# HVLP Vehicle spray painting courses in Scotland



## Y29JCB (Jan 22, 2013)

Morning everyone

Firstly, apologies if this is the wrong section...Mods please move to correct section if that's the case.

1st post after a few years reading this site. Used to be member J88HNB but I just cannot post anything under that username, anyways that's another story.

OK

Basically, I'm really keen to learn how to spray paint motors using a HVLP system. I've watched most Youtube vids etc but before parting with my cash for equipment (hobby), I'm hoping someone on here can help or give me some information of where I can study a part time course.

HVLP Spray Painting, Vechicle Paint Technician etc. (Part Time/Evening classes) based in Scotland. Something along those lines, I've googled etc but nothing seems to come back matching my needs/flexibility etc.

I'm only looking to learn the basics but can't seem to find anywhere that has part time/evening courses in Scotland.

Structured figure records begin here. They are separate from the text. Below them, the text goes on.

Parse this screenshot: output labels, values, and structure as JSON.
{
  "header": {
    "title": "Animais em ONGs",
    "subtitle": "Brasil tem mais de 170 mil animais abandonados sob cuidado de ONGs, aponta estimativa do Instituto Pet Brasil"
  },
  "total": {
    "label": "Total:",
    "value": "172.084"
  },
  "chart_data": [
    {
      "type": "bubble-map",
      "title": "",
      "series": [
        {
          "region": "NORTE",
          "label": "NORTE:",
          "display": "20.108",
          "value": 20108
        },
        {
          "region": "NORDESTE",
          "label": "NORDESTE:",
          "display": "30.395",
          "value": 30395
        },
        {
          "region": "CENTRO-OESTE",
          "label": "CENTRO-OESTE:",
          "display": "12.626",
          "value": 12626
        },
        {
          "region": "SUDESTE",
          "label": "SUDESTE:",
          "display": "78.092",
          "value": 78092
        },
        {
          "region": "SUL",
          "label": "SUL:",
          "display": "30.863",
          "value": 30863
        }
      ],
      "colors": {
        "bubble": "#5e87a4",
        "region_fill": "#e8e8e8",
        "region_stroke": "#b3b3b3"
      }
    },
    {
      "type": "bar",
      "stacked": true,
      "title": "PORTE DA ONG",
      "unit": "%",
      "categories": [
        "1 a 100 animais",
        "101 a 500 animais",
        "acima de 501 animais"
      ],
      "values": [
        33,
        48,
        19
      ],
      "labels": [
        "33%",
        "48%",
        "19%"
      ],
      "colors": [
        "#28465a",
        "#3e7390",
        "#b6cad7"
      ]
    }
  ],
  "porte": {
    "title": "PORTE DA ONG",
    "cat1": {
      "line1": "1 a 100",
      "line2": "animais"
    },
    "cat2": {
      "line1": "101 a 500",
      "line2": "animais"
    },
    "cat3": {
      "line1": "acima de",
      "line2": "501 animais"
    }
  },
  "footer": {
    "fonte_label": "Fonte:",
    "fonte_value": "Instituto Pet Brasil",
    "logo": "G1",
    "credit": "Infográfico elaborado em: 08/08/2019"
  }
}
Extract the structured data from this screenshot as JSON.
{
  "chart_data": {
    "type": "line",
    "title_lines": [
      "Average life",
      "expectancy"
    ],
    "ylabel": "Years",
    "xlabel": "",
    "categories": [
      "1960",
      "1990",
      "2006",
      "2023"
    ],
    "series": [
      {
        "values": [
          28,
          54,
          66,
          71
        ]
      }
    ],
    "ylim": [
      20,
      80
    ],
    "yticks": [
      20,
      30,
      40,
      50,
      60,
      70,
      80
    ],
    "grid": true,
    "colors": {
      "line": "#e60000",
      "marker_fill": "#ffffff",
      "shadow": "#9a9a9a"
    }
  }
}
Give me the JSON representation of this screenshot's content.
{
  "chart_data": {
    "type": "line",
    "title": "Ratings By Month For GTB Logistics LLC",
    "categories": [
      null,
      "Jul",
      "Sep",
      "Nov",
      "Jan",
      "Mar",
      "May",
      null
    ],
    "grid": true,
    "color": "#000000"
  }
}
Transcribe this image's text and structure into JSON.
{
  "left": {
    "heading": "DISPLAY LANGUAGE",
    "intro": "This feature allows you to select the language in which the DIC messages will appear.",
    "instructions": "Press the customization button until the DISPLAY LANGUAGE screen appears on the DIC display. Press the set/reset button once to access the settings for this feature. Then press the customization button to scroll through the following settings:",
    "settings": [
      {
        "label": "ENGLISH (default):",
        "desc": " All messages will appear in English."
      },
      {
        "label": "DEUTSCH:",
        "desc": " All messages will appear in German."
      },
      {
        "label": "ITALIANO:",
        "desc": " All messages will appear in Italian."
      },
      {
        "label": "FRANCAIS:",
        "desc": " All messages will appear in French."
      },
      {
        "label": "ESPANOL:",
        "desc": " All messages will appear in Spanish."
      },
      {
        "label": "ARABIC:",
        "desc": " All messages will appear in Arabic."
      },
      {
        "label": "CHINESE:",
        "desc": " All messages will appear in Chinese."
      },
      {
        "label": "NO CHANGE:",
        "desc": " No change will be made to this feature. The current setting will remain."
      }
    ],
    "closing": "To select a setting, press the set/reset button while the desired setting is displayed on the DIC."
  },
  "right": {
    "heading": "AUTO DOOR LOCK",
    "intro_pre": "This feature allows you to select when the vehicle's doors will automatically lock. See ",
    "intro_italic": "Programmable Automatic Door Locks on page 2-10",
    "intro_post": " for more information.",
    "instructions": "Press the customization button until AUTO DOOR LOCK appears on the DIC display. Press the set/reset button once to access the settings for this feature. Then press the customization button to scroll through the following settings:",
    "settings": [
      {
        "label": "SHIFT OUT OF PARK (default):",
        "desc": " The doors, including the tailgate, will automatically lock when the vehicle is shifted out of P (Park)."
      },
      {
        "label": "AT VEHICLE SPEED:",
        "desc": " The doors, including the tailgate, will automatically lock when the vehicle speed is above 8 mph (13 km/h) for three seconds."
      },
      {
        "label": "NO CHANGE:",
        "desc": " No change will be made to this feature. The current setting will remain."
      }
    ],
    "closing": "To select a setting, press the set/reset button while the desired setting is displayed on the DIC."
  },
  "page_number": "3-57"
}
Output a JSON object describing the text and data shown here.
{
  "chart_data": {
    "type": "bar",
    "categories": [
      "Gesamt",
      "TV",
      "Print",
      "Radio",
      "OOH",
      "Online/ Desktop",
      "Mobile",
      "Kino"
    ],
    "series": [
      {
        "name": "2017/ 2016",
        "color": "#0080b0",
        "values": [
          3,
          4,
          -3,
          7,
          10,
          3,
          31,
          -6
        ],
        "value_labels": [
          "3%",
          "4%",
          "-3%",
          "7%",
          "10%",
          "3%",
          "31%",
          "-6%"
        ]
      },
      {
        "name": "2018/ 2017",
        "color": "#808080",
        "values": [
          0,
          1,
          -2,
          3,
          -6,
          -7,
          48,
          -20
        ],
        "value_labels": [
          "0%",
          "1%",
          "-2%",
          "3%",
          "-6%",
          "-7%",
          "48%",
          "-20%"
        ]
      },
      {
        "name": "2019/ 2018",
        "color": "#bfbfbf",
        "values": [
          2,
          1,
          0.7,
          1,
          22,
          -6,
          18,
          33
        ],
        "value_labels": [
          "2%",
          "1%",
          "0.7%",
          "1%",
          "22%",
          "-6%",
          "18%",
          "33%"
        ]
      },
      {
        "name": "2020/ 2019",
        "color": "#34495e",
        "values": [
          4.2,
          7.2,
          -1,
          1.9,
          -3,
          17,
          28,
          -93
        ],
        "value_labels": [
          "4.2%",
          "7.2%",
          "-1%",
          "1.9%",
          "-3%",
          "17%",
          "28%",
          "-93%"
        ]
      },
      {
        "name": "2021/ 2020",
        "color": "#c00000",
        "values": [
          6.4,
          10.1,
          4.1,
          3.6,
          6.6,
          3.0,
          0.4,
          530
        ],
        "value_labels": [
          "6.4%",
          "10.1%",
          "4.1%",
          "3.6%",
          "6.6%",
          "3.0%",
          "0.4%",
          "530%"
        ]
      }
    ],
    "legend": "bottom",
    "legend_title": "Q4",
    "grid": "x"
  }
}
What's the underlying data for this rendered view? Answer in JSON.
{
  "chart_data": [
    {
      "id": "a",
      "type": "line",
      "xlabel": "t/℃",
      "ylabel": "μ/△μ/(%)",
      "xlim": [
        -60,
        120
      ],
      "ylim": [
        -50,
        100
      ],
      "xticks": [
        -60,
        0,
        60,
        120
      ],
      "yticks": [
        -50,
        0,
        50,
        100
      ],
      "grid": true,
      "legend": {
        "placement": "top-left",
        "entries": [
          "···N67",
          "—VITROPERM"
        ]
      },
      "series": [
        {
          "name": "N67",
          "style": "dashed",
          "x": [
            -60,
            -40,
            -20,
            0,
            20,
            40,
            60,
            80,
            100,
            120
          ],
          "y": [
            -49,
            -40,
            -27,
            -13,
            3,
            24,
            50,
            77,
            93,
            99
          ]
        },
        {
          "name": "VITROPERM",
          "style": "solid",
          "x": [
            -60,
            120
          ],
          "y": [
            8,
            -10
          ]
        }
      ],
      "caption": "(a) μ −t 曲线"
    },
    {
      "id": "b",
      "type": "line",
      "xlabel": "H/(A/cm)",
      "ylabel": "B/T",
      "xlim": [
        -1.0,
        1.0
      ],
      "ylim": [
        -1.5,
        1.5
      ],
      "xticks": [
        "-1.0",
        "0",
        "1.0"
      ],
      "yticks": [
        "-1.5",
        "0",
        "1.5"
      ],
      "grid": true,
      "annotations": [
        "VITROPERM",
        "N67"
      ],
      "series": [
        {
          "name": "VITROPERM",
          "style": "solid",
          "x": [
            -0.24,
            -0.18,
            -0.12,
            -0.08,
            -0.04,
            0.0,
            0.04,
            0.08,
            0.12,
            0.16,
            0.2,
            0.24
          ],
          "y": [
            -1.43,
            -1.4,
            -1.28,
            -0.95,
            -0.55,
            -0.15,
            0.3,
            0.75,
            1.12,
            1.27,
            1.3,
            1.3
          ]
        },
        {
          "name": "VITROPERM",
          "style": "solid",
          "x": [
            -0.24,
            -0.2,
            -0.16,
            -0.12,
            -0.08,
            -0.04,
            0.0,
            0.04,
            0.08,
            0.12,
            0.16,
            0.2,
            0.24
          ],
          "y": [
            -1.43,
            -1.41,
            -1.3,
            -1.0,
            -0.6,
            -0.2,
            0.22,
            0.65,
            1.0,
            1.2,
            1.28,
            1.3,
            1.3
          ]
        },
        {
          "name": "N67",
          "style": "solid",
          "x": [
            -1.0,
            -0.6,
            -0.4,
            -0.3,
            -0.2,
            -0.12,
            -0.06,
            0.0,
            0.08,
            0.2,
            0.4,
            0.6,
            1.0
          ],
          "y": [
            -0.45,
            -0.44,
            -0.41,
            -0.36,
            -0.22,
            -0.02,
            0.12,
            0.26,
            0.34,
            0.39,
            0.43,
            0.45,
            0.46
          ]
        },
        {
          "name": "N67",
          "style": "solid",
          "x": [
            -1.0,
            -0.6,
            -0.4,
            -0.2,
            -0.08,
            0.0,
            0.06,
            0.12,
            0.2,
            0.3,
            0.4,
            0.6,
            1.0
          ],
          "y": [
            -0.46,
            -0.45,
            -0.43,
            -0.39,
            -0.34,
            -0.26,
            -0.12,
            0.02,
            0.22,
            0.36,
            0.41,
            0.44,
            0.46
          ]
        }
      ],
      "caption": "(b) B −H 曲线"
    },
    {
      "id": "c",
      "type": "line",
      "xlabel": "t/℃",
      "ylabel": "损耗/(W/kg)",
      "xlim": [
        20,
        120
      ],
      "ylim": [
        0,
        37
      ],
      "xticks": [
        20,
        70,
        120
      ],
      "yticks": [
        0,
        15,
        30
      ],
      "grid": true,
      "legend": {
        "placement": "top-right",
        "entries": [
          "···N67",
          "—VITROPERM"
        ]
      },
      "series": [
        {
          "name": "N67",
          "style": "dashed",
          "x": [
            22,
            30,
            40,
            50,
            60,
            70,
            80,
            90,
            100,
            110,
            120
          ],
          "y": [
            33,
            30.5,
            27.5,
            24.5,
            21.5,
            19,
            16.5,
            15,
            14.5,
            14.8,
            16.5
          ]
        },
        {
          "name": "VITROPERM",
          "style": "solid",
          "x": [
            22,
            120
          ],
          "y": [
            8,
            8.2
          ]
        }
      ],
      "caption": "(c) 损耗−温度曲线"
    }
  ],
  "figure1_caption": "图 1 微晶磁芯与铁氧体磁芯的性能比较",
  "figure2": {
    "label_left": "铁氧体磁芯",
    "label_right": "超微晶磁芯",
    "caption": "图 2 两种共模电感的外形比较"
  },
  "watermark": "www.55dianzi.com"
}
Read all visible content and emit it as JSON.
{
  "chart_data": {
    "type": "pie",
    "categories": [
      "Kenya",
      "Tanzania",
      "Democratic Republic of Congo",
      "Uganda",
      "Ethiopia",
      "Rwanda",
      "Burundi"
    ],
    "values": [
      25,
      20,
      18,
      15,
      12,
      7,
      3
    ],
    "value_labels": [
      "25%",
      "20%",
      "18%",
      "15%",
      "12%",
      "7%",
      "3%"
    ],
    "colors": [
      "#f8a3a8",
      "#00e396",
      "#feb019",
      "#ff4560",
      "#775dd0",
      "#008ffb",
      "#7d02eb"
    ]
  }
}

Single/double day training courses right up to 6-12 month courses will all be considered, as long as they are part time.

Any info would be greatly appreciated.

Thanks in advance and HELLO:wave:

:thumb:


----------



## Y29JCB (Jan 22, 2013)

Any help or even a pointer folks?

Someone must have done this as a hobbyist?


----------



## mr paint (Jul 11, 2009)

What you looking to learn/gain mate ?


----------



## Bero (Mar 9, 2008)

Look at your local college, I think Aberdeen technical college has a night course......or maybe it was just for welding.....i did look into it about a year ago.


----------



## mikey_d (May 2, 2011)

sight hill staveson collage mate i can give you tips pointers if you want mate


----------